Al día siguiente del anuncio que confirmaba que Irlanda recurriría a la ayuda de la Unión Europea y del Fondo Monetario Internacional, el país se inclinaba sobre los mercados como si se tratara de una bola de cristal que le revelará su futuro a corto plazo. Pero, al contrario de lo que se esperaba, las señales que constituyen los tipos de interés sobre la deuda pública o los índices de los contratos de garantía que expresan el riesgo soberano (los famosos credit default swaps, o CDS) eran contradictorios.

Según los indicadores de ayer, Portugal no está condenado de inmediato a un salvamento exterior, pero aún estamos lejos de poder afirmar, tras la ayuda a Irlanda, que la presión haya disminuido y que el país no necesita la ayuda de nadie.

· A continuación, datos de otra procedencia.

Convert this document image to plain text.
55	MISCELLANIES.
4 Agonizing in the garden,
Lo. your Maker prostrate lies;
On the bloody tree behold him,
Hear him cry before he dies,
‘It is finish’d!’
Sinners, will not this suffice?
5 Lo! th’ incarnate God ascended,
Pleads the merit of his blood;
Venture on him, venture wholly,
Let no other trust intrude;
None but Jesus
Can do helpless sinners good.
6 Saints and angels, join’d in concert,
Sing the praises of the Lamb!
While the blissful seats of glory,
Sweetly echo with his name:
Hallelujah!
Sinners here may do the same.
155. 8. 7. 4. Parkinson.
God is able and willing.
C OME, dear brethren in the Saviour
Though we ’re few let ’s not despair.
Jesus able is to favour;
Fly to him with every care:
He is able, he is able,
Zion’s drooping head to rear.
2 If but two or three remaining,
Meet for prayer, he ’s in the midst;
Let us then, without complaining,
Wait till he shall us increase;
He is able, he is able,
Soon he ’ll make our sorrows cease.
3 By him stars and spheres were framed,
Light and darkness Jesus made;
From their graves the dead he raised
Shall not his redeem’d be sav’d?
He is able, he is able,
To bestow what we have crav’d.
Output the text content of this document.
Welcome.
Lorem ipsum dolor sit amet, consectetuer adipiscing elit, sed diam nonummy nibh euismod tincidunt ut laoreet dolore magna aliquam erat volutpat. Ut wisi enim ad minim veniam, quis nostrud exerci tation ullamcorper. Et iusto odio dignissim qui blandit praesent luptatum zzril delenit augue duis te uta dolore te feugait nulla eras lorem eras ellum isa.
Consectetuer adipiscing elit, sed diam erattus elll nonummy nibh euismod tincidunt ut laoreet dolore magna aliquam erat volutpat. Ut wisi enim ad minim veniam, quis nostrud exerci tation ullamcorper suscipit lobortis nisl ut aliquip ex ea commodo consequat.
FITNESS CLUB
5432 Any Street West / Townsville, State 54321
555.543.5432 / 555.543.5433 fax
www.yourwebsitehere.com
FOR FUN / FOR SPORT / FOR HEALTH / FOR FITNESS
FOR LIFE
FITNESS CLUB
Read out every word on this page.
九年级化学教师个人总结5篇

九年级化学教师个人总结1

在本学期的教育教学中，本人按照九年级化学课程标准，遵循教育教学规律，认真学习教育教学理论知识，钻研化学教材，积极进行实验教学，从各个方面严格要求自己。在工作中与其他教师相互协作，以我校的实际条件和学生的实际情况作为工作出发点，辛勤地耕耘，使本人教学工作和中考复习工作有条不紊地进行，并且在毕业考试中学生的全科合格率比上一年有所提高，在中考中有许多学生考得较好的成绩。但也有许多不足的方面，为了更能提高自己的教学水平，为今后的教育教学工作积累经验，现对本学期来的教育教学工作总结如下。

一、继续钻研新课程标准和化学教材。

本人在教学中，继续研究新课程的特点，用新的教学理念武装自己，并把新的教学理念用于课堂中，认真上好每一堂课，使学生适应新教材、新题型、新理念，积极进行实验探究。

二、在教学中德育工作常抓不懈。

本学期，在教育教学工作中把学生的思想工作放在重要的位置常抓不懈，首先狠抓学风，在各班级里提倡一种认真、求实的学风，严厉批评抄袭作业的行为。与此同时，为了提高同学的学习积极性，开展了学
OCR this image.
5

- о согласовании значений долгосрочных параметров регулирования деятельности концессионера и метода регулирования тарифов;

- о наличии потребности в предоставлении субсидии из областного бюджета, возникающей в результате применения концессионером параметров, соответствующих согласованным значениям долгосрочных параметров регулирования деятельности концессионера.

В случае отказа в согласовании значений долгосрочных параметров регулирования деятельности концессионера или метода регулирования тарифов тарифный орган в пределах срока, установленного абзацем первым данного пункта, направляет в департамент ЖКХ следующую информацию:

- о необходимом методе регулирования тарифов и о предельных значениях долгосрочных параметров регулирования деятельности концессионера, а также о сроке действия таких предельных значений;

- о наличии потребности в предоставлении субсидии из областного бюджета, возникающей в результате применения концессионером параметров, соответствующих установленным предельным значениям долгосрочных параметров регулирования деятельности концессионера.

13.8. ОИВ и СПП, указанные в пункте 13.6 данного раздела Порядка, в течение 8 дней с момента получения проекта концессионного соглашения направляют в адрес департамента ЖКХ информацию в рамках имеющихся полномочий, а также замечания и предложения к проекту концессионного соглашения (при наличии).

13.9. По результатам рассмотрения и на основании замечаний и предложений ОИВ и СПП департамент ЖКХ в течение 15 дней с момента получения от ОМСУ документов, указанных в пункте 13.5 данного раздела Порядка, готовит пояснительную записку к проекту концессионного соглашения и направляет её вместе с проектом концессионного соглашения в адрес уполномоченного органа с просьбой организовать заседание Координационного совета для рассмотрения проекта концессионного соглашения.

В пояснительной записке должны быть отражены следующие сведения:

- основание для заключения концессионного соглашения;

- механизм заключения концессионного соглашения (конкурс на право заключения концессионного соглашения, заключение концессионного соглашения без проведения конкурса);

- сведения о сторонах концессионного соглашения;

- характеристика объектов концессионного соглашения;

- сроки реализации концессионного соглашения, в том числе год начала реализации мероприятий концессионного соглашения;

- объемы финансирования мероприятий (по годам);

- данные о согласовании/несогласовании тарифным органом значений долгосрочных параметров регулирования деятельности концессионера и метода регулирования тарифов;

En un contexto tan incierto y precario, cada palabra pronunciada y cada señal enviada por los responsables políticos y económicos influyen en los acontecimientos del futuro. Además, es necesario evitar a toda costa que se llegue a noticias sobre la ejecución del presupuesto como las de ayer [a pesar de dos planes de austeridad, el presupuesto portugués se ha ejecutado según la ley de finanzas inicial].

En otras palabras, Portugal no puede esperar que le liberen de la presión de los mercados mientras no dé muestras de una política financiera creíble. Si el estado actual del déficit de la deuda pública puede llevar al antiguo ministro socialista António Vitorino a declarar que “según una lectura racional, no tiene sentido mantener la presión sobre Portugal”, la capacidad del Estado para dirigir una política rigurosa exige más prudencia y cautela en el futuro.

Aunque el país lograra salir indemne de la actual tormenta sobre los mercados, no se disiparán las dudas sobre su capacidad de pago a los acreedores. Y si a corto plazo se confirma que el gobierno sigue siendo incapaz de controlar los gastos del Estado, las presiones no dejarán de resurgir y con ellas, la perspectiva de un castigo de la UE y del FMI.